Please Teach Me English

영어완전정복
 •  ,  •   • Dir.

Reviewed by   |  May 11, 2015

After an American customer comes to their service desk in need of help, the public office decides to avoid further embarrassment over their lack of English by sending one of their colleagues on a course to learn. Mousy employee Yeong-Joo (Lee Na-Young) is press-ganged into attending college to get to grips with the language and, with great reluctance, she attends the class packed with Koreans with their own motives for learning. Among them is oily charmer Moon-su who uses his nascent English skills to spew out corny one-liners to the attractive teacher Catherine. Yeong-Joo is coupled with Moon-su as her study partner and both are given English names to help the learn: the former is now Candy while the latter is given the moniker Elvis by Catherine.

As the weeks pass, the various students reveal their desires to learn the language while ‘Candy’ begins to focus her attention on ‘Elvis’, whose cheesy pizazz hides a much deeper character. Meanwhile the teacher is struggling with her charges and becomes good friends with Candy – relying on her support for self-confidence. Catherine, in turn, is slowly contriving more opportunities for Candy and Elvis to be together, but the plans seem to be continually rebuffed until one particular weekend.

It seems that two things are universal, as applicable in Korea as it is in the UK. Firstly, when learning a foreign language, all students get saddled with new names that are intended to help them feel fully immersed in the culture. When learning French, I still have strong memories of being given ‘Alain’ as a new identity – thankfully I avoided Bruno which was given to some other poor sap.
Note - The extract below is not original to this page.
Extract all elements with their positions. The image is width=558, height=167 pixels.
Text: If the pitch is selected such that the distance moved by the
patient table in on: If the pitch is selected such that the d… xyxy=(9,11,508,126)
The second thing that never changes is the idea of taking a beautiful actress, sticking a pair of dreadful Deirdre Barlow-spectacles on her and thinking this turns her into a undervalued, hopelessly unattractive protagonist. Of course as with all other films that try this, it is apparent to anyone who has successfully passed puberty that it doesn’t really work; the beautiful Lee Na-Young would probably be charming dressed as Ronald MacDonald with a welder’s mask on. ‘Please Teach Me English’ is so effortlessly delightful that this simple fact is easy to ignore and the strengths of Kim Sung-Su’s film far outweigh the weaknesses.

As a combination of rom-com and familiar tale of a motley crew learning something completely new (i.e, dancing, swimming, pot-holing, splitting the atom), ‘Please Teach Me English’ is surprisingly successful. The first twenty minutes are filmed with an overtly wacky style – fine for this short time, but not something to sit through for nearly two hours. Yet this blossoms into moments of under-stated humour and unexpected pathos, aided by a commendable cast. Lee Na-Young is deliciously dorky as ‘Candy’ while Jang Hyuk excels with a character who is initially laughable, though develops into quite the leading man by the end. A special mention should go to Angela Kelly, the entrancing teacher Catherine who has to give a good performance in Korean as well as her mother tongue. When Eastern films rely on Western acting talent, the results haven’t always been encouraging, but Kelly is more than just a foreigner shoe-horned into the cast. She proves to be important to the narrative and vital to the productions charisma.

Eventually, ‘Please Teach Me English’ succumbs to that constant threat of not knowing when or how to end. Thus the unnecessary two hour running time which needlessly extends the expected into the frustrating. Yet, though it toys with our patience, this is the kind of rom-com that leaves you with a gormless grin on your face after it ends. Genuinely romantic and laugh-out-loud funny (and how many rom-coms can you really say that about?), Kim Sung-Su’s hit film will go down as one of Korea’s better genre offerings. Given the skill their film-makers show with an often maligned genre, that is high praise indeed.